Usage of the API is governed by our terms of use. As explained there in more detail, most of the metadata is available under a CC0 license, but restrictions apply to some fields, and bulk collection of email addresses is not allowed.

API Overview

The API is generally RESTful and returns results in JSON by default. This means for example that it will return a 404 HTTP status code if a record can't be found.

In general, most pages you get through the website have a corresponding representation in the API obtained by prefixing the path component of the URL with /api/. For example, the data displayed at

https://inspirehep.net/literature?sort=mostrecent&size=25&page=1&q=title api

is available through the API at

https://inspirehep.net/api/literature?sort=mostrecent&size=25&page=1&q=title api

Currently only read-only operations on records are allowed and they all use the GET HTTP method.

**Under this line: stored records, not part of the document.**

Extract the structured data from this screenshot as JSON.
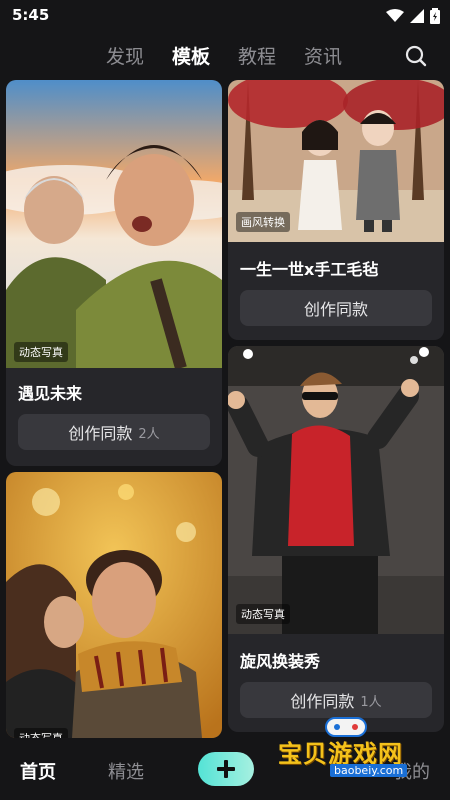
{
  "status": {
    "time": "5:45"
  },
  "top_tabs": [
    {
      "label": "发现",
      "active": false
    },
    {
      "label": "模板",
      "active": true
    },
    {
      "label": "教程",
      "active": false
    },
    {
      "label": "资讯",
      "active": false
    }
  ],
  "cards": [
    {
      "title": "遇见未来",
      "tag": "动态写真",
      "button_label": "创作同款",
      "count": "2人"
    },
    {
      "title": "一生一世x手工毛毡",
      "tag": "画风转换",
      "button_label": "创作同款",
      "count": ""
    },
    {
      "title": "旋风换装秀",
      "tag": "动态写真",
      "button_label": "创作同款",
      "count": "1人"
    },
    {
      "title": "",
      "tag": "动态写真",
      "button_label": "",
      "count": ""
    }
  ],
  "bottom_nav": [
    {
      "label": "首页",
      "active": true
    },
    {
      "label": "精选",
      "active": false
    },
    {
      "label": "我的",
      "active": false
    }
  ],
  "watermark": {
    "text": "宝贝游戏网",
    "url": "baobeiy.com"
  },
  "colors": {
    "background": "#151517",
    "card": "#26262a",
    "button": "#38383d",
    "accent": "#54e3d6"
  },
  "icons": [
    "wifi-icon",
    "signal-icon",
    "battery-icon",
    "search-icon",
    "plus-icon"
  ]
}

Note that all examples are displayed in a human-readable way, but the query parameters often need to be URL-encoded. In particular, spaces need to be replaced by %20.

Rate limiting

In order to avoid overwhelming the server, we enforce rate limits per IP address: every IP address is allowed 15 requests in a 5s window. If you exceed those limits, you will receive a response with HTTP status code 429. Please note that requests that are blocked due to exceeding the rate limit count towards the quota, so you'll need to wait at least 5s when receiving a 429 response before trying again.

Obtaining a record

To get the metadata in a single record, use the following type of URL:

https://inspirehep.net/api/{identifier-type}/{identifier-value}

Two main categories of record identifiers (that is pairs of {identifier-type} and {identifier-value}) are supported.

Internal identifiers

These are the same identifiers as appear in the URLs on the website and can also be used for searching. The {identifier-type} can take the following values:

  • literature
  • authors
  • institutions
  • conferences
  • seminars
  • journals
  • jobs
  • experiments
  • data

and the {identifier-value} is a number identifying the given record in the INSPIRE database (also called record ID or recid). For example,

https://inspirehep.net/api/literature/451647

is the record of Maldacena's famous AdS/CFT paper, whereas

https://inspirehep.net/api/conferences/1642486

is the record of the ICHEP 2018 conference.

External identifiers

These are persistent identifiers that were not assigned by INSPIRE but nevertheless uniquely identify a record in INSPIRE (if a record for the corresponding identifier exists in the system).

The following external identifiers can be used:

{identifier-type} {identifier-value} (examples) Usage
doi 10.1103/PhysRevLett.19.1264 to get a literature record given a DOI
arxiv 1207.7214, hep-ph/0603175 to get a literature record given an arXiv identifier
orcid 0000-0003-3897-046X to get an author record given an ORCID iD

For example,

https://inspirehep.net/api/orcid/0000-0002-9079-593X

is Stephen Hawkings's author record.

Single-record response

By default, the API response when retrieving a single record will be in the JSON format and contain the following keys:

Key Description
id Identifier used to retrieve the record
created Creation timestamp of the record in UTC
updated Last update timestamp of the record in UTC
links Links to resources related to the record
metadata Metadata of the record

Whatever identifier is used to retrieve the record, it will also be present (as well as the other identifiers belonging to this record) inside metadata.

Links

The links object contains links to metadata related to this record but not directly included in the record (e.g. citation information), and alternative serialization formats (e.g. BibTeX).

Metadata

The metadata object contains the metadata of the record proper. All records have a $schema key, which links to a JSON schema (draft 4) that the record metadata obeys. Detailed documentation about the possible fields for each schema and their meaning can be found in the schema documentation.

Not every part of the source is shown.